Sudah "Sepintar" Apa Kota Anda?

Kompas.com - 13/12/2016, 18:32 WIB
Sri Noviyanti

Penulis

"Kecepatan internet di Bangkok hanya 2,33 Mbps, New Delhi 1,89 Mbps, Kuala Lumpur 5,87 Mbps, ada di bawah kita," ujar Menteri Komunikasi dan Informatika, Rudiantara, pada Kompas.com, Jumat (18/3/2016).

Namun, kecepatan tinggi saja tak akan memadai untuk mewujudkan “kota pintar” yang segala hal di wilayah itu terhubung dengan jejaring internet. Kepastian akses juga menjadi kuncinya. Karena itu, kehadiran server yang bisa bekerja real time selama 24 jam per hari menjadi tak terhindarkan.

Jangankan layanan publik, aplikasi e-commerce atau transportasi online pun tak akan dilirik pelanggan bila lemot apalagi susah diakses. Tidak akan pernah menarik juga ketika situs web e-commerce terus-menerus gagal transaksi karena server-nya sering bermasalah dan membuat proses jual beli terhenti.

Ketersediaan server berteknologi tinggi juga akan punya tantangan besar, bila tak mendapat jaminan pasokan listrik. Di balik semua penerapan teori Internet of Things, kinerja server yang disokong kepastian pasokan listrik merupakan duet kunci.

Bagi kota atau kawasan yang menerapkan konsep “pintar”, gangguan server karena terputusnya aliran listrik dari jaringan utama akan menjadi malapetaka. Belum lagi, terputusnya aliran listrik juga dapat merusak beragam hardware dalam sistem yang terhubung denganserver dan jaringan internet.

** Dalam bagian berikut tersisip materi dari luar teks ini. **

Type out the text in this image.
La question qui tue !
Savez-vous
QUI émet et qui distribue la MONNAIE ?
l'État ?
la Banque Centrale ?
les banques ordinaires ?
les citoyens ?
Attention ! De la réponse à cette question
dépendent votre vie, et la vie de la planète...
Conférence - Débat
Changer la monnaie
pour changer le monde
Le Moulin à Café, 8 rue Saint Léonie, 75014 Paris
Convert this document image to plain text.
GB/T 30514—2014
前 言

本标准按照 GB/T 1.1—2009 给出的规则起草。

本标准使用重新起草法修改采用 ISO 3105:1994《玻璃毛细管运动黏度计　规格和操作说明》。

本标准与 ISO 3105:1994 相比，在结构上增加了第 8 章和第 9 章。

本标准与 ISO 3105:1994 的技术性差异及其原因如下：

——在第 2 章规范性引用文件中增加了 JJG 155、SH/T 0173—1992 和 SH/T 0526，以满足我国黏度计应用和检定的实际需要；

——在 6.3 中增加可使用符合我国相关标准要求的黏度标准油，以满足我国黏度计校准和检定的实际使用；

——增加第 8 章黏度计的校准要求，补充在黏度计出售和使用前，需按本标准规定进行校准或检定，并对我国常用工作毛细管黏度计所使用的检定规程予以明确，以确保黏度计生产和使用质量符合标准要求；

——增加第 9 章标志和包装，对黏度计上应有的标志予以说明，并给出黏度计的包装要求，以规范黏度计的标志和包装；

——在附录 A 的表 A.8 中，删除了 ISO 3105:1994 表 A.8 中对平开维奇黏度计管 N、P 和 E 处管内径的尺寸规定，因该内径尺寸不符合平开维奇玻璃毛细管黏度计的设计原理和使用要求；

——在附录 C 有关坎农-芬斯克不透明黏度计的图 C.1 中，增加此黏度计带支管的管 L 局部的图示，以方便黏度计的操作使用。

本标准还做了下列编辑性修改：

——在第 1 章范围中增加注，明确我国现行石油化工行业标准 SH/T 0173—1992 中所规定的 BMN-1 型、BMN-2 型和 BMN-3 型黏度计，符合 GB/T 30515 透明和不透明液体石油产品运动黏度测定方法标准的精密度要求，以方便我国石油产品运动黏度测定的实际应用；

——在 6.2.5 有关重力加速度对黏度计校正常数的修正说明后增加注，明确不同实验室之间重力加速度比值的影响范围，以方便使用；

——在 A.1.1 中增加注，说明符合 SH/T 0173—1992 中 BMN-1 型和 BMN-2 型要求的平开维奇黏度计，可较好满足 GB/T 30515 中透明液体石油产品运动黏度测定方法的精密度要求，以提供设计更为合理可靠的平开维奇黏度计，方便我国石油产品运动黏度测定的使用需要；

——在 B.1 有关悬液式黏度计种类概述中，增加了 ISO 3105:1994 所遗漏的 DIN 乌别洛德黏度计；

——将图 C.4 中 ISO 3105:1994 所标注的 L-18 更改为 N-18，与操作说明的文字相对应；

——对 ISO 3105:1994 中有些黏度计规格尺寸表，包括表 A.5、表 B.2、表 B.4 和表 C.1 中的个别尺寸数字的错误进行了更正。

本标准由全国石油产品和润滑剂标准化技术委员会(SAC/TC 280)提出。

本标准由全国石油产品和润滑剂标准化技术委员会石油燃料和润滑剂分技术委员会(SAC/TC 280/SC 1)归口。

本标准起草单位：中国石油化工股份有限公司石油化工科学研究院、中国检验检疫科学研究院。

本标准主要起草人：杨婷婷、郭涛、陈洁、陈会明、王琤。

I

Kerusakan bisa menimpa mulai dari “dalaman” komputer atau laptop yang dipakai mengakses jaringan hingga ke data yang tersimpan di peranti itu dan data center.

Peranti yang tepat

Pada era IoT, ada lonjakan penggunaan data dalam jumlah besar sehingga butuh peningkatan kapasitas penyimpanan. Server yang dipakai pada era seperti ini sebaiknya juga mampu mengantisipasi dan siap menghadapi aneka rupa gangguan, terutama mencegah terjadinya kegagalan sistem dan memastikan keamanan data.

Sebaiknya, peranti itu pun punya mekanisme mengantisipasi kerusakan, bahkan dari risiko kebakaran.

Thinkstock Ilustrasi pengaplikasian internet of things dimana alat transportasi terhubung dengan internet.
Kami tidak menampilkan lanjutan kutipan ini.